Advocate Eric Taurai Matinenga, representing Justice Mosito, Dr Thabane, King Letsie 111 and the other respondents, strongly rejected the arguments of the four lawyers.

Adv Matinenga – who is a Zimbabwean national – maintained the re-appointment of Justice Mosito was legitimate because the King had only removed him from office when he had already resigned, a move that was not necessary.  In any event, the tribunal’s adverse findings against Judge Mosito had been subsequently set aside. There was therefore no legal impediment to his re-appointment to the bench as there is no criminal conviction against him nor any valid adverse findings of any tribunal against him.
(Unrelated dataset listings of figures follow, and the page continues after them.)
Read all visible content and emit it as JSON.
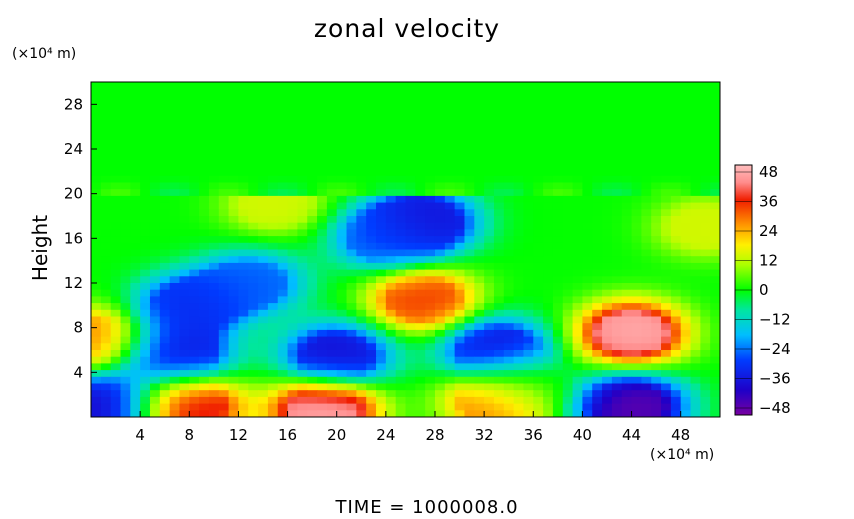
{
  "chart_data": {
    "type": "heatmap",
    "title": "zonal velocity",
    "ylabel": "Height",
    "xlabel": "",
    "x_unit": "(×10⁴ m)",
    "y_unit": "(×10⁴ m)",
    "x_ticks": [
      4,
      8,
      12,
      16,
      20,
      24,
      28,
      32,
      36,
      40,
      44,
      48
    ],
    "y_ticks": [
      4,
      8,
      12,
      16,
      20,
      24,
      28
    ],
    "xlim": [
      0,
      51.2
    ],
    "ylim": [
      0,
      30
    ],
    "colorbar": {
      "ticks": [
        48,
        36,
        24,
        12,
        0,
        -12,
        -24,
        -36,
        -48
      ],
      "range": [
        -48,
        48
      ],
      "colormap": "rainbow"
    },
    "features": [
      {
        "x": 0,
        "y": 7,
        "value": 28
      },
      {
        "x": 8,
        "y": 10,
        "value": -32
      },
      {
        "x": 7,
        "y": 5.5,
        "value": -36
      },
      {
        "x": 13,
        "y": 12,
        "value": -26
      },
      {
        "x": 20,
        "y": 5.5,
        "value": -38
      },
      {
        "x": 24,
        "y": 16,
        "value": -26
      },
      {
        "x": 27,
        "y": 17.5,
        "value": -38
      },
      {
        "x": 27,
        "y": 10.5,
        "value": 34
      },
      {
        "x": 33,
        "y": 6,
        "value": -38
      },
      {
        "x": 33,
        "y": 1.5,
        "value": 30
      },
      {
        "x": 19,
        "y": 0.6,
        "value": 48
      },
      {
        "x": 8,
        "y": 1,
        "value": 40
      },
      {
        "x": 44,
        "y": 7.5,
        "value": 48
      },
      {
        "x": 44,
        "y": 1,
        "value": -48
      },
      {
        "x": 15,
        "y": 19,
        "value": 14
      },
      {
        "x": 50,
        "y": 17,
        "value": 14
      },
      {
        "x": 1,
        "y": 1,
        "value": -40
      },
      {
        "x": 36,
        "y": 3,
        "value": 0
      }
    ],
    "upper_region": {
      "y_from": 20,
      "y_to": 30,
      "value": 0
    }
  },
  "footer": {
    "time_text": "TIME  =  1000008.0"
  }
}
“Their case is based on the argument that the 1st respondent is not fit to hold office, but the Prime Minister clearly says in his affidavit that those charges – which were preferred on him by the previous government – were trumped up charges…..These charges were not in any event upheld by any court of law,” he said.

He further argued the four lawyers had a weak case because they were also seeking to use the case against Judge Mosito to fight against the  removal of Justice Robert Nugent from the presidency of the apex court, in favour of Judge Mosito, when Justice Nugent was himself not fighting against his removal  and had not sanctioned them to do so.

“Judge Nugent clearly said he did not want to be involved in the matter.

“Your Lordships are now being asked to make an academic ruling that will have no effect.

“If judge Nugent had wanted to challenge his dismissal, he was free to do so,” he argued.

Justice Nugent was removed from the position as Justice Mosito was simultaneously reappointed to the seat on 1 August, 2017.

However, Advocate Matinenga was overruled when he sought to rely on  supplementary affidavits to introduce the judgment of the High Court in which it quashed the findings of the tribunal against Justice Mosito as well as the  High Court judgment of 25 October 2017 clearing Justice Mosito of the tax evasion charges.

The court held that it was against the rules of the Constitutional Court rules to bring a supplementary affidavit without making a substantive application to seek permission of the court to do so.

The lawyer representing the law society,  King’s Counsel Hopolang Nathane, argued briefly that the four lawyers did not have a right to challenge the reappointment of Justice Mosito on behalf of the country’s legal practitioners.

He said the law only gives powers to the law society to act on behalf of legal practitioners.

The judges reserved judgment to 9 February next year after saying they needed time to consider the matter.